Hannover. Der Bundesvorsitzende der Landsmannschaft Schlesien, Rudi Pawelka, hat von Polen und Tschechien eine Entschuldigung und eine Entschädigung für die Vertreibung von Deutschen nach dem Zweiten Weltkrieg gefordert. „Wir machen einseitig Versöhnung, das bringt auf Dauer nichts“, sagte Pawelka am Sonntag in Hannover auf dem Deutschlandtreffen der Schlesier. „Wir haben uns vielfach entschuldigt.“ Gleichzeitig sprach Pawelka von „ersten Schritten hin zu einer echten Versöhnung“. In beiden Ländern gebe es hoffnungsvolle Zeichen.
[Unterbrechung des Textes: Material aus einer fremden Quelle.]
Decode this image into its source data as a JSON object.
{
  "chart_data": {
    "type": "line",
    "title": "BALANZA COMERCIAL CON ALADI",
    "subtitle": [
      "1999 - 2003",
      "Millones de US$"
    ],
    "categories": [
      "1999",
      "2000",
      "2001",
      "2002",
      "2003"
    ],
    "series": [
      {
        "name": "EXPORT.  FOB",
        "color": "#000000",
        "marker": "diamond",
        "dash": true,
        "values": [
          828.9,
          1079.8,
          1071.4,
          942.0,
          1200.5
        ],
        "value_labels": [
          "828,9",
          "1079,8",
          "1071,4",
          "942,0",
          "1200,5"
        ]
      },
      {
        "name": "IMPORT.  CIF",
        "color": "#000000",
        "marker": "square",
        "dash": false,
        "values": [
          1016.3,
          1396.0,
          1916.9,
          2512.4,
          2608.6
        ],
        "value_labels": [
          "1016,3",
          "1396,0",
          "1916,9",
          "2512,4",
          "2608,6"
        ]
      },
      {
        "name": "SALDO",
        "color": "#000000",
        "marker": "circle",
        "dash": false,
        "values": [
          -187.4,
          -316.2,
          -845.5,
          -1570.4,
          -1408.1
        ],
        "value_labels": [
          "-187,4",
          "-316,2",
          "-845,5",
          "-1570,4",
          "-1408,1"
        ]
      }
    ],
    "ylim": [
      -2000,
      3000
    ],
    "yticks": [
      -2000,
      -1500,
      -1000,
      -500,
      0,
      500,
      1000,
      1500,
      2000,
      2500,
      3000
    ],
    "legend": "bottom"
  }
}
In seiner Rede kritisierte Pawelka auch Bundeskanzlerin Angela Merkel (CDU). Diese habe sich 2002 noch in der Opposition für eine Entschädigung deutscher Zwangsarbeiter im Osten eingesetzt, tue jetzt aber nichts. Nach Bekanntwerden des Redeinhalts hatten Niedersachsens Innenminister Boris Pistorius (SPD) und Landtagspräsident Bernd Busemann ihre Teilnahme an dem Treffen abgesagt.